В ответ Гейсмар сухо поклонился, и Рот ушел от него, сопровождаемый толпою адъютантов.
Гейсмар понял: Рот желает присвоить себе честь покорения Муравьева, и за то награды получить. Сие было страшной несправедливостью, и Гейсмар хотел о том сказать Роту прямо в глаза. Но, зная вздорный нрав корпусного, остерегся. «Хорошо же… – подумал он злорадно. – Я тоже отпишу государю, расскажу, как все было. Думаю, разберется его величество, не обойдет меня вниманием своим».
От грустных размышлений Гейсмара оторвал адъютант Рота, штабс-капитан Докудовский. Просунув голову в полуоткрытою дверь хаты, он сказал сконфужено:
– Господин корпусный командир велел не тревожить его. Но в корчме, у мятежников, выстрелы слышны, крики…
Гейсмар со всех ног бросился в корчму. «Не зря я не доверял Муравьеву и белому флагу его, – думал он на бегу. – Неужели сумел он опять взбунтоваться? Но ведь ранен, и тяжело… Что тогда?» Все свои обиды генерал мгновенно позабыл, думая лишь о том, как спасти голову свою. На крыльце корчмы толпились солдаты и офицеры – никто из них не решался открыть дверь.
– Трусы, канальи! – выругался Гейсмар. И распахнул дверь.
Посреди комнаты на полу лежал офицер. Половина черепа его была снесена, правая рука судорожно сжимала пистолет. На полу, возле трупа, сидел другой офицер – в мундире штабс-капитана. Он, не останавливаясь, кричал в голос, причитал. Статского, что поднял белый платок из рук Муравьева, тошнило в углу.

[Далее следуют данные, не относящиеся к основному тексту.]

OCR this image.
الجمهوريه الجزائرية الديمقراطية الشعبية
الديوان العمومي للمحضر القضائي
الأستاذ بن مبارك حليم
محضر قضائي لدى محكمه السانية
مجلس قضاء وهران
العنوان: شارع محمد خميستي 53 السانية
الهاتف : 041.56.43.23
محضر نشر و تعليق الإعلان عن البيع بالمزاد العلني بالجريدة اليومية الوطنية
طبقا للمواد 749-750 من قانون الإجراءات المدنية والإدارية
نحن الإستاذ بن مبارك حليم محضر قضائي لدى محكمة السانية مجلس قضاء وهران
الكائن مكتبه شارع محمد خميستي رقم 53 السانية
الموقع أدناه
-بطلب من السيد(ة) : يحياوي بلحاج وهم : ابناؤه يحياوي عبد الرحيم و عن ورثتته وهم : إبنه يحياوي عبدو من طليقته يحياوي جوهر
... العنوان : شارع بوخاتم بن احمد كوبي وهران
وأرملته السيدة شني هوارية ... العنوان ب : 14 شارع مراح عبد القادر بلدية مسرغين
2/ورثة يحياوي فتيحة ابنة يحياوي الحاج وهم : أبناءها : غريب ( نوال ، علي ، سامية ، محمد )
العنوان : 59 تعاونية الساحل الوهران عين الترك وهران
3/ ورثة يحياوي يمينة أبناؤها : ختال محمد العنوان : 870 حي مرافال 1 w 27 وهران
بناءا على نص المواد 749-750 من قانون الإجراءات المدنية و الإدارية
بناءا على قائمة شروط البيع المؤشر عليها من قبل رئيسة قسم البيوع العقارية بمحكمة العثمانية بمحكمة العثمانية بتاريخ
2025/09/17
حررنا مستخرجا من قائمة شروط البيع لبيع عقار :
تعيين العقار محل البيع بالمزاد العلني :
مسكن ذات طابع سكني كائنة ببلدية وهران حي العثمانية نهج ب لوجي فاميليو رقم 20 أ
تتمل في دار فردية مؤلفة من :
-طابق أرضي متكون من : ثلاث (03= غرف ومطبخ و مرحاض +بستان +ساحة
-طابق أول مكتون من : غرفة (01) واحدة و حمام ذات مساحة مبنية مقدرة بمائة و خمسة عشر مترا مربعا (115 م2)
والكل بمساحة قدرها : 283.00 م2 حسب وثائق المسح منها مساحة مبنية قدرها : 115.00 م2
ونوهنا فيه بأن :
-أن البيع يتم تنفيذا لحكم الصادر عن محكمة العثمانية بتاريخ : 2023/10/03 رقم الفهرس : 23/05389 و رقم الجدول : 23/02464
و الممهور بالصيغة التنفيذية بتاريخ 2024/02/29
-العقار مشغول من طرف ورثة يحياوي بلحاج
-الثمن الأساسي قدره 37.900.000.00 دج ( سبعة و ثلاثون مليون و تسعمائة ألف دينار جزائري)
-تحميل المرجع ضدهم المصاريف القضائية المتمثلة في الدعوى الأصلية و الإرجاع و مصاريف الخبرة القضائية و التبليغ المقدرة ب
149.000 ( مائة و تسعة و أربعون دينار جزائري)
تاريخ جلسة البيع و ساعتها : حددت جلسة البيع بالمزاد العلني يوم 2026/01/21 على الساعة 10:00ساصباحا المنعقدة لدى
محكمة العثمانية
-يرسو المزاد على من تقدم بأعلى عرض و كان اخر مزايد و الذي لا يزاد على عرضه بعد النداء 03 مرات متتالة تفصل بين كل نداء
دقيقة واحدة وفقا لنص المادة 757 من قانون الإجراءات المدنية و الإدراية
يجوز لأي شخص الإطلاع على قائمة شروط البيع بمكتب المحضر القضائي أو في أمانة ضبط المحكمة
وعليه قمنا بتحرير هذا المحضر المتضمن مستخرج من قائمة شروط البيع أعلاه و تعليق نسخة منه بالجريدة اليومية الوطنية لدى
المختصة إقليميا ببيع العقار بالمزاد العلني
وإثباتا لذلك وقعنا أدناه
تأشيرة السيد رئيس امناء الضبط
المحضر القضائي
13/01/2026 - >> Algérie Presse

Сам же главарь мятежников лежал на лавке, со скатанной шинелью под головою, не двигался – видимо, был без сознания. Второй статский, наклонившись, что-то шептал ему на ухо, гладил по голове.
– Кто?! – крикнул Гейсмар, оборачиваясь к своим. – Кто допустил?!
Вперед вышел офицер, чина его Гейсмар не разглядел от ярости.
– Я… начальник караулов…
– Я отдам вас под суд, вас разжалуют в рядовые, – сказал Гейсмар, чувствуя, как кровь приливает к лицу. – Как пистолет у него оказался? Я же приказывал обыскать…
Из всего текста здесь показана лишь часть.